La jeune fille avait toujours été de constitution fragile et devait prendre de nombreuses précautions pour ne pas tomber malade. Ainsi tous les ans, dès l’automne, elle devait rester cloîtrée chez elle, enfermée dans sa petite chambre, seule.
Ses parents lui avaient donc permis de sortir en ce bel après-midi de mai, à la condition qu’elle se couvre bien. Maëlle leur avait promis de faire bien attention et avait enfilé sa grande cape chaude avant de quitter la masure.
Elle se promenait avec gaieté : enfin elle était à l’air libre. Elle avait attendu ce moment pendant d’interminables mois. Elle avait décidé de marcher jusqu’à la rivière qui traversait la forêt, non loin du village. C’était son lieu favori.
Sur le chemin, elle croisa quelques jeunes gens de son âge. Comme cela arrivait souvent, ils l’évitèrent. Elle savait que les villageois la trouvaient étrange et avaient peur d’elle. Il faut dire que ses longs mois d’enfermement les laissaient perplexes. Personne ne comprenait réellement ce qu’elle vivait. Elle continua sa route, essayant d’ignorer les regards qui pesaient sur elle. Elle ne pouvait rien faire d’autre.
Après une heure de marche, Maëlle arriva enfin au bord de l’eau. Elle trébucha sur une pierre et tomba, mais se releva très vite. Elle avança encore un peu, longeant le ruisseau.
Les arbres tout autour étaient touffus et leurs feuilles se balançaient au gré du vent. Maëlle s’assit sur une souche et écouta la vie autour d’elle. Les oiseaux chantaient, les feuilles bruissaient, la rivière s’écoulait tranquillement vers le bas de la vallée. Maëlle éprouvait en entendant tout cela un regain d’énergie.
Parmi tous les sons alentour, un attira particulièrement l’attention de Maëlle. Il ne ressemblait à aucun autre. D’ailleurs, elle n’avait jamais rien entendu de pareil. Ce que Maëlle percevait ressemblait à un sifflement mais duquel des mots retentissaient. C’était musical, doux et rassurant. En tendant l’oreille, Maëlle détermina que cette mélodie venait du fond du cours d’eau. Elle se pencha alors au dessus du petit canal et aperçut un poisson magnifique, brillant comme s’il était recouvert d’or et de diamants. C’était lui qui produisait l’étonnante musique. D’un geste de la main, elle essaya de l’attirer vers elle. Après une légère hésitation, l’animal monta à la surface et se plaça face à Maëlle. Il avait cessé de chanter.
Le jeune fille le félicita et le remercia : jamais encore elle n’avait entendu quelque chose d’aussi beau. Le poisson garda le silence, continuant de dévisager Maëlle. Celle-ci commença à s’interroger : peut-être ne comprenait-il pas ce qu’elle disait ? Sa seule idée fut de répéter ses compliments en articulant lentement. Naïvement, elle espérait qu’il puisse alors mieux recevoir le message.
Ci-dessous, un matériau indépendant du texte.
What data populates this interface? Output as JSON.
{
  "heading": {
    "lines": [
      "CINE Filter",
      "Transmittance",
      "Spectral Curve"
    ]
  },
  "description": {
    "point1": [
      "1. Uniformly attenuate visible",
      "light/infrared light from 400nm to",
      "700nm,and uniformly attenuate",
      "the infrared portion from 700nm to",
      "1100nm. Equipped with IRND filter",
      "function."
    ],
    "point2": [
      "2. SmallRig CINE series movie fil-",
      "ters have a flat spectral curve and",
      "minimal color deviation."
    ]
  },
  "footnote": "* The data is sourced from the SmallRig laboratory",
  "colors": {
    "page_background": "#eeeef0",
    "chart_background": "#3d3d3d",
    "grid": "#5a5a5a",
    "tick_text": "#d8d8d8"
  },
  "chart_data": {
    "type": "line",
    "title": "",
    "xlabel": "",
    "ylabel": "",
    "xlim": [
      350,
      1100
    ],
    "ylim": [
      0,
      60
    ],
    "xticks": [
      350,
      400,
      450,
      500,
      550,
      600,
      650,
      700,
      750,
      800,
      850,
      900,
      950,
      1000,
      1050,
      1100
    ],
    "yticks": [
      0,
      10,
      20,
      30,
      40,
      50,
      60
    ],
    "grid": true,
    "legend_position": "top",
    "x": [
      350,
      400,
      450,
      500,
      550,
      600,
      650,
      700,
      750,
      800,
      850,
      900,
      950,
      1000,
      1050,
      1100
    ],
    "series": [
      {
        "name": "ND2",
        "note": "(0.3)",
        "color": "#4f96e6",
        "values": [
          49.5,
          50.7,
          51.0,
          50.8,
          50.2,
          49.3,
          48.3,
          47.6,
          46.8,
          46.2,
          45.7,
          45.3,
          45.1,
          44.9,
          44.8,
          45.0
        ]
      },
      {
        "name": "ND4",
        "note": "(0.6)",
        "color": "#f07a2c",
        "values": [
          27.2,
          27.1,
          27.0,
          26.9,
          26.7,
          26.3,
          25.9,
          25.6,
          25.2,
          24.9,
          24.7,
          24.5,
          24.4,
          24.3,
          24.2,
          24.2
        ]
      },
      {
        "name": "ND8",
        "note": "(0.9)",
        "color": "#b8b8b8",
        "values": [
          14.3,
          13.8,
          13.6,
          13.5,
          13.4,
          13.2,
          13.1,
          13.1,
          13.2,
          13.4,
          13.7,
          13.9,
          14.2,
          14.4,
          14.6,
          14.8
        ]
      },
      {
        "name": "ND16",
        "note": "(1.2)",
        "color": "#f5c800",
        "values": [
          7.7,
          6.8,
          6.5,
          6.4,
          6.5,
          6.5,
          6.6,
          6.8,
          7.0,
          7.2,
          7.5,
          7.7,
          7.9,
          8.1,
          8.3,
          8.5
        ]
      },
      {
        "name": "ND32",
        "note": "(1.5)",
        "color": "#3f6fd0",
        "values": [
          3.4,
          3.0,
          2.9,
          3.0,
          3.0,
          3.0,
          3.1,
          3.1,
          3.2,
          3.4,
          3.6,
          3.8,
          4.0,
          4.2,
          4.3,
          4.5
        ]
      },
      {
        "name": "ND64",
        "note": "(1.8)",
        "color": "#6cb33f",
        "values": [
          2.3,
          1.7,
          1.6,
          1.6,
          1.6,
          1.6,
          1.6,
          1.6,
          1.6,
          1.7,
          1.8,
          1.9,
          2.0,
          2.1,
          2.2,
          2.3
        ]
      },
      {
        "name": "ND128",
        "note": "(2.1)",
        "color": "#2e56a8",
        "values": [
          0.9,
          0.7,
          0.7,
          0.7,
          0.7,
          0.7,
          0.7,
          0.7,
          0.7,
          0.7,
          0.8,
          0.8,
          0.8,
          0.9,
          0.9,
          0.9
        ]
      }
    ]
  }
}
L’animal la fit taire d’un mouvement de nageoire.
« J’avais compris la première fois, chantonna-t-il, mais je suis étonné. Aucun humain n’est censé pouvoir m’entendre ni me comprendre… et pourtant, te voilà. Qui es-tu ?
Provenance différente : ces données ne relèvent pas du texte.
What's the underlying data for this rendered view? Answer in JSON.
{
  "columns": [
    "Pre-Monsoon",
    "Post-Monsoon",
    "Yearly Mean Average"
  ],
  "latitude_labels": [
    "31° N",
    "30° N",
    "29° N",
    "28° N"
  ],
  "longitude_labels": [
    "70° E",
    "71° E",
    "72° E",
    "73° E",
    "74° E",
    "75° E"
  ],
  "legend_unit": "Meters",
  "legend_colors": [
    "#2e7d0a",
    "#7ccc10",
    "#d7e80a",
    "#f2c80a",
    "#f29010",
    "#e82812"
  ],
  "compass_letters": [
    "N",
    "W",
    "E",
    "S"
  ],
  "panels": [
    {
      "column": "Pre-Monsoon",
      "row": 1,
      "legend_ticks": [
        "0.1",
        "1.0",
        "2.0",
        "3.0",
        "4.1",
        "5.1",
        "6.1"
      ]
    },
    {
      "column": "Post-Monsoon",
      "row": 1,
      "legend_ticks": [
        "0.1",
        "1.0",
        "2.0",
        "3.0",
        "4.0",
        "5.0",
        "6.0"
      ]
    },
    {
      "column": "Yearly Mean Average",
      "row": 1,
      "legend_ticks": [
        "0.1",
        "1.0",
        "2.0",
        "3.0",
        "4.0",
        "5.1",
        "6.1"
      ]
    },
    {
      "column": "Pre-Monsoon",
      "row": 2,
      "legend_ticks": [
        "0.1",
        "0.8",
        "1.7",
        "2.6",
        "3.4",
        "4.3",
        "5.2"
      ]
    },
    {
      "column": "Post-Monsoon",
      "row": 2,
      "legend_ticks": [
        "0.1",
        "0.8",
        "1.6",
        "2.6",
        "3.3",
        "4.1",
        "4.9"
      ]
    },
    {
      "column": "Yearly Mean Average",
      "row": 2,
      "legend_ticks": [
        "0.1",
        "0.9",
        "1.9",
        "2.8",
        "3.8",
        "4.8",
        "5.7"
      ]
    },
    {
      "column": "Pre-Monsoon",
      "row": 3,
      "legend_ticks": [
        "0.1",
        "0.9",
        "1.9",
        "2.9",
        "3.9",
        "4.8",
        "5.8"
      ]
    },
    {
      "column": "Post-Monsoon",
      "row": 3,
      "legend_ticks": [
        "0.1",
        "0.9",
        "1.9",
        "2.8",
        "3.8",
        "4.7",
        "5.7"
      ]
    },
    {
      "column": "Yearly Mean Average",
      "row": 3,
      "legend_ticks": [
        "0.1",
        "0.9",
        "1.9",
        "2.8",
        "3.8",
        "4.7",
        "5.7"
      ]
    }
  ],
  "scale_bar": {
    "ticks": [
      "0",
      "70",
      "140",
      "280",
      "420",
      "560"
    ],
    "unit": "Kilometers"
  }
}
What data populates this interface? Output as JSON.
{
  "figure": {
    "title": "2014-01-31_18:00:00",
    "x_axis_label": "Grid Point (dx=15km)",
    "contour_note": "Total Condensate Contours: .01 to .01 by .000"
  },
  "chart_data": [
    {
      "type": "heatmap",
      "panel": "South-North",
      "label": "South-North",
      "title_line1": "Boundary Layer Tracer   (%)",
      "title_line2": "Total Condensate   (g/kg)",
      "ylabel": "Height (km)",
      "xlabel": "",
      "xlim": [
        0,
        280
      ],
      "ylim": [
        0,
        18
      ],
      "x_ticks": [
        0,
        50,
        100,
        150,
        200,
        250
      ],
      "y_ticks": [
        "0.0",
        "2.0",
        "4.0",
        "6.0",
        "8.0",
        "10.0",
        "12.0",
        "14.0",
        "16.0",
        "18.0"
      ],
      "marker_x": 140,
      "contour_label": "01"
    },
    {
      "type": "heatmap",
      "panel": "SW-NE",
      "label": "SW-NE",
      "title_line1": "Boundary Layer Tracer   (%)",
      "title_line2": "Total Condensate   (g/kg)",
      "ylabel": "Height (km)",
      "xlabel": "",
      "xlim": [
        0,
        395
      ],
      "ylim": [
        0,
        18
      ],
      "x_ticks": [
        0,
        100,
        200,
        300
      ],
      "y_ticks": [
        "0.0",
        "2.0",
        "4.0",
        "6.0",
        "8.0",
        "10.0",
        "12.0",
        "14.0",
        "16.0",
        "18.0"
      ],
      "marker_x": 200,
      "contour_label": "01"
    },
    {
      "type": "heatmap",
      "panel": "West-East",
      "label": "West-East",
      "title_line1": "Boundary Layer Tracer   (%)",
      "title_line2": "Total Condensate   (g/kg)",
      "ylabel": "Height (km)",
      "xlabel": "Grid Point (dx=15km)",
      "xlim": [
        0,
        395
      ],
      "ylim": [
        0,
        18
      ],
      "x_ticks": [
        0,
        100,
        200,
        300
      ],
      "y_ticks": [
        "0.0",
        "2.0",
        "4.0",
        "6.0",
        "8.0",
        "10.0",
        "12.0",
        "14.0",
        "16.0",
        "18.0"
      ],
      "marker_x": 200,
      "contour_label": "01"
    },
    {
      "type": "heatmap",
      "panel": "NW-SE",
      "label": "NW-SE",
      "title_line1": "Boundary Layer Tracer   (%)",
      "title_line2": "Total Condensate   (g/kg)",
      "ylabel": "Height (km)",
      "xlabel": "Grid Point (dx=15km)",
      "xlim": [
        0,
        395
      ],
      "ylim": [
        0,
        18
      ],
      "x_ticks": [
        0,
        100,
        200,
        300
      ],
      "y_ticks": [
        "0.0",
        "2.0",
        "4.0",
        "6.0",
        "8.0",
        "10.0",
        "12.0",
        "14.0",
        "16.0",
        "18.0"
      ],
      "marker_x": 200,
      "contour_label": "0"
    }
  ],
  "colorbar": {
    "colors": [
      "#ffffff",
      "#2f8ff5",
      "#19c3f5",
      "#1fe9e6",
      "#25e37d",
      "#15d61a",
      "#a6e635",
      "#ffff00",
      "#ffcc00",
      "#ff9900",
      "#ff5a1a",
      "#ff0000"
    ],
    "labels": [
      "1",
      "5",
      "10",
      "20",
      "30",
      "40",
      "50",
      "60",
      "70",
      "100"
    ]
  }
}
- Je m’appelle Maëlle et je ne suis qu’une simple fille de paysan.
- Je vois, marmonna-t-il, mais tu… oh. Je pense savoir. »
Il plongea alors et disparut avant de réapparaître quelques minutes plus tard. Il demanda à Maëlle de le suivre. Elle l’accompagna, sans comprendre ce qu’il voulait. Il amena la jeune fille vers le lieu où elle était tombée plus tôt.
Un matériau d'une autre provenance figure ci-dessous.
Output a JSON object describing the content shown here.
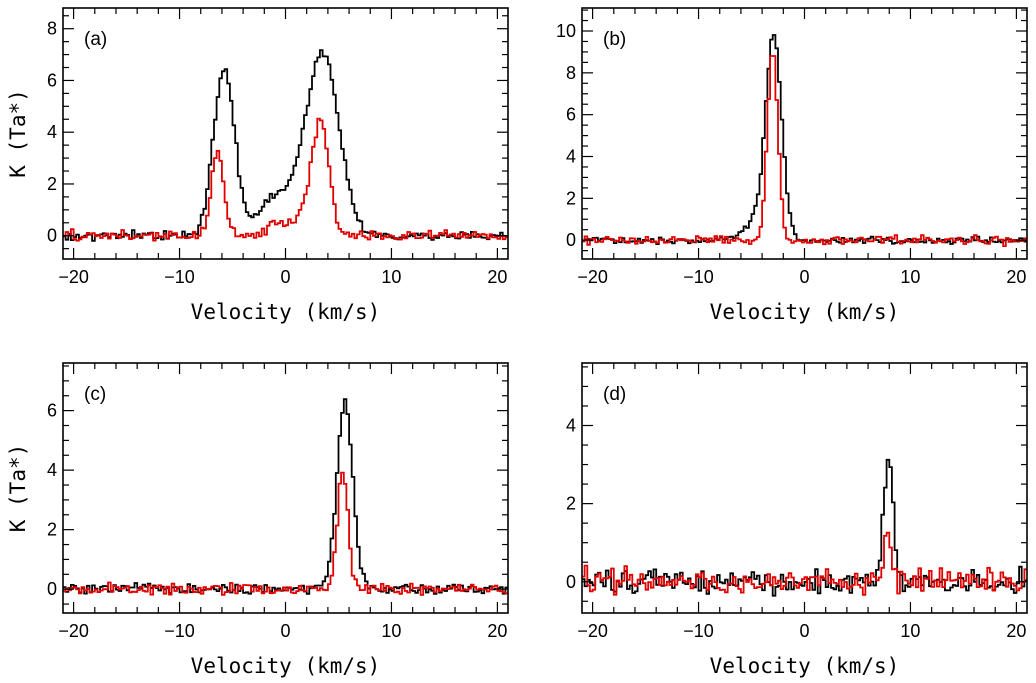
{
  "chart_data": [
    {
      "type": "line",
      "panel_label": "(a)",
      "xlabel": "Velocity (km/s)",
      "ylabel": "K (Ta*)",
      "xlim": [
        -21,
        21
      ],
      "ylim": [
        -0.9,
        8.8
      ],
      "xticks": [
        -20,
        -10,
        0,
        10,
        20
      ],
      "yticks": [
        0,
        2,
        4,
        6,
        8
      ],
      "series": [
        {
          "name": "black",
          "color": "#000000",
          "components": [
            {
              "amp": 6.4,
              "center": -5.8,
              "width": 1.0
            },
            {
              "amp": 6.2,
              "center": 3.6,
              "width": 1.5
            },
            {
              "amp": 1.5,
              "center": 1.0,
              "width": 2.6
            },
            {
              "amp": 0.5,
              "center": -1.5,
              "width": 0.8
            }
          ],
          "noise": 0.08
        },
        {
          "name": "red",
          "color": "#e00000",
          "components": [
            {
              "amp": 3.2,
              "center": -6.4,
              "width": 0.6
            },
            {
              "amp": 4.0,
              "center": 3.3,
              "width": 0.8
            },
            {
              "amp": 0.7,
              "center": 1.6,
              "width": 1.8
            },
            {
              "amp": 0.3,
              "center": -1.2,
              "width": 0.4
            }
          ],
          "noise": 0.1
        }
      ]
    },
    {
      "type": "line",
      "panel_label": "(b)",
      "xlabel": "Velocity (km/s)",
      "ylabel": "",
      "xlim": [
        -21,
        21
      ],
      "ylim": [
        -0.9,
        11.1
      ],
      "xticks": [
        -20,
        -10,
        0,
        10,
        20
      ],
      "yticks": [
        0,
        2,
        4,
        6,
        8,
        10
      ],
      "series": [
        {
          "name": "black",
          "color": "#000000",
          "components": [
            {
              "amp": 9.3,
              "center": -2.9,
              "width": 0.75
            },
            {
              "amp": 0.9,
              "center": -4.3,
              "width": 1.4
            }
          ],
          "noise": 0.08
        },
        {
          "name": "red",
          "color": "#e00000",
          "components": [
            {
              "amp": 9.0,
              "center": -3.0,
              "width": 0.5
            }
          ],
          "noise": 0.1
        }
      ]
    },
    {
      "type": "line",
      "panel_label": "(c)",
      "xlabel": "Velocity (km/s)",
      "ylabel": "K (Ta*)",
      "xlim": [
        -21,
        21
      ],
      "ylim": [
        -0.8,
        7.6
      ],
      "xticks": [
        -20,
        -10,
        0,
        10,
        20
      ],
      "yticks": [
        0,
        2,
        4,
        6
      ],
      "series": [
        {
          "name": "black",
          "color": "#000000",
          "components": [
            {
              "amp": 6.3,
              "center": 5.6,
              "width": 0.75
            }
          ],
          "noise": 0.08
        },
        {
          "name": "red",
          "color": "#e00000",
          "components": [
            {
              "amp": 4.0,
              "center": 5.4,
              "width": 0.5
            }
          ],
          "noise": 0.09
        }
      ]
    },
    {
      "type": "line",
      "panel_label": "(d)",
      "xlabel": "Velocity (km/s)",
      "ylabel": "",
      "xlim": [
        -21,
        21
      ],
      "ylim": [
        -0.8,
        5.6
      ],
      "xticks": [
        -20,
        -10,
        0,
        10,
        20
      ],
      "yticks": [
        0,
        2,
        4
      ],
      "series": [
        {
          "name": "black",
          "color": "#000000",
          "components": [
            {
              "amp": 3.2,
              "center": 7.9,
              "width": 0.45
            }
          ],
          "noise": 0.15
        },
        {
          "name": "red",
          "color": "#e00000",
          "components": [
            {
              "amp": 1.2,
              "center": 7.8,
              "width": 0.35
            }
          ],
          "noise": 0.16
        }
      ]
    }
  ]
}
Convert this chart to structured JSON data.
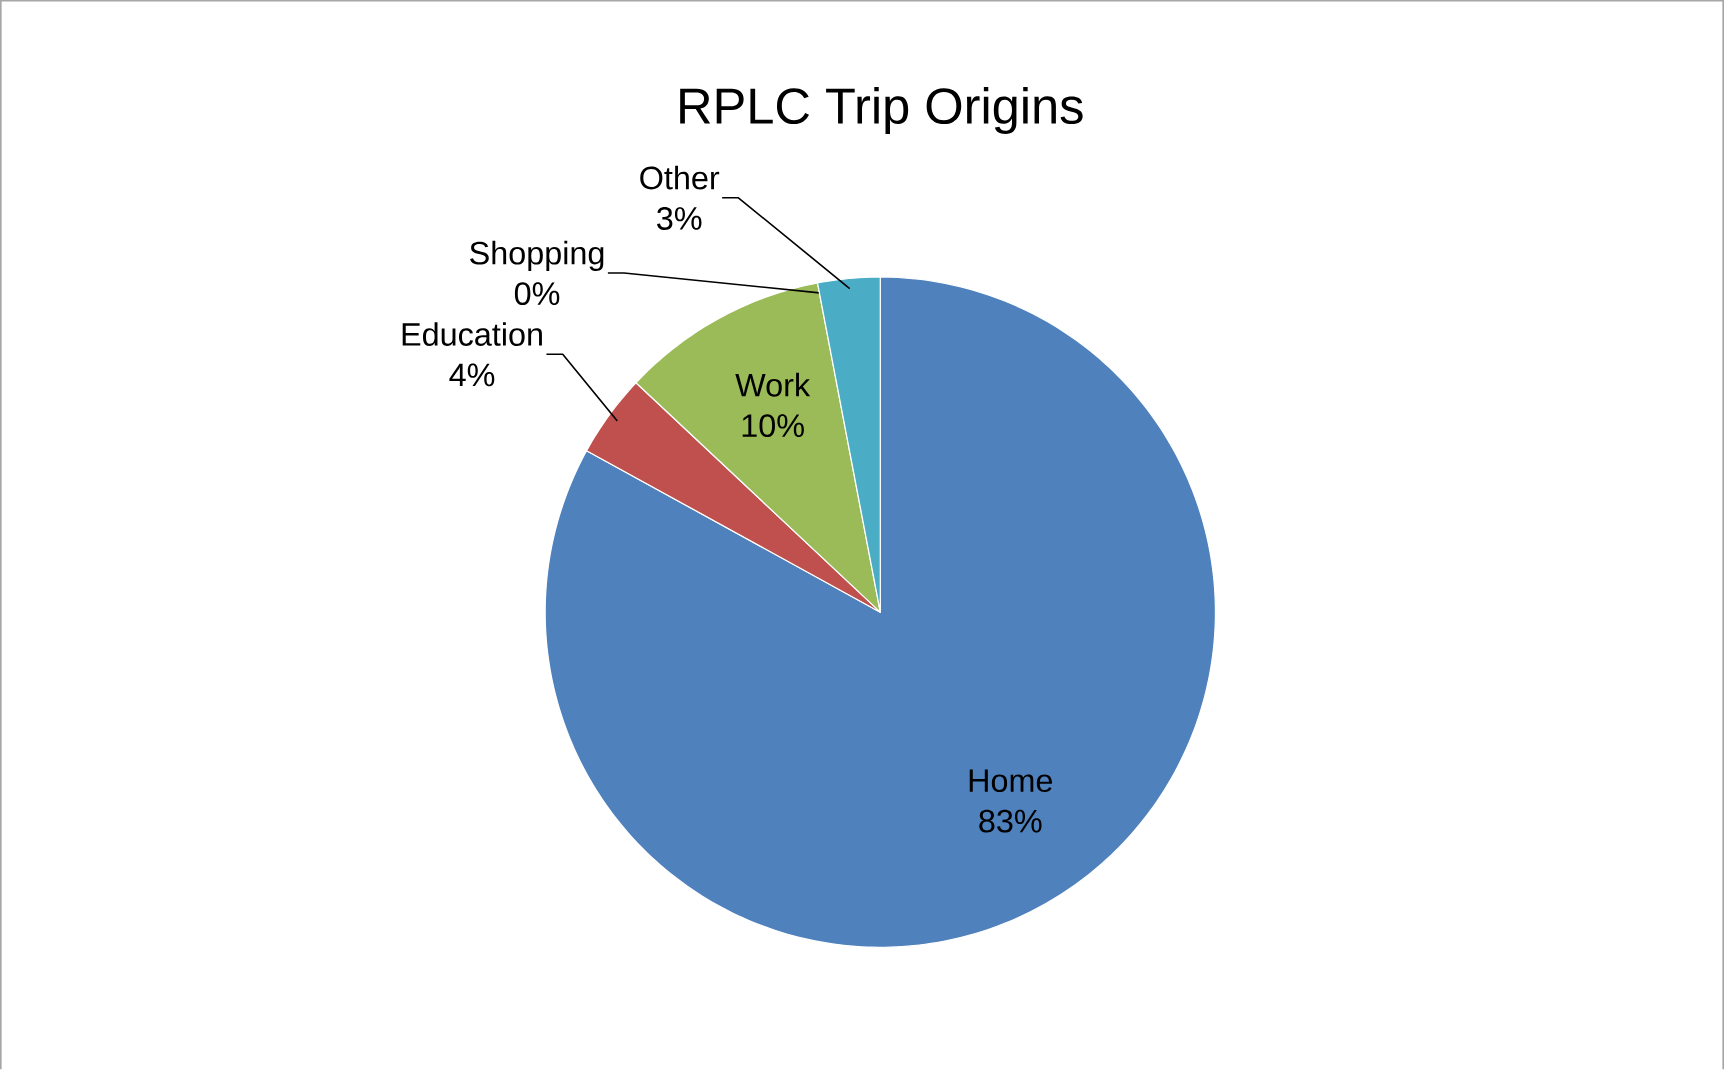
{
  "chart_data": {
    "type": "pie",
    "title": "RPLC Trip Origins",
    "categories": [
      "Home",
      "Education",
      "Work",
      "Shopping",
      "Other"
    ],
    "values": [
      83,
      4,
      10,
      0,
      3
    ],
    "value_labels": [
      "83%",
      "4%",
      "10%",
      "0%",
      "3%"
    ],
    "colors": [
      "#4f81bd",
      "#c0504d",
      "#9bbb59",
      "#8064a2",
      "#4bacc6"
    ]
  }
}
Là, elle découvrit avec terreur un corps gisant au sol. Elle reconnut la cape qui couvrait la frêle silhouette. Tremblante, elle s’approcha et releva la capuche couvrant le visage de la personne allongée. Retenant un cri, elle s’éloigna vivement en voyant la tête ensanglantée que cachait le tissu. Ce corps, c’était le sien. Elle avait chuté sur un rocher et ne s’était en fait pas relevée.
« Si tu m’entends, c’est simplement parce que tu n’es plus qu’une âme. »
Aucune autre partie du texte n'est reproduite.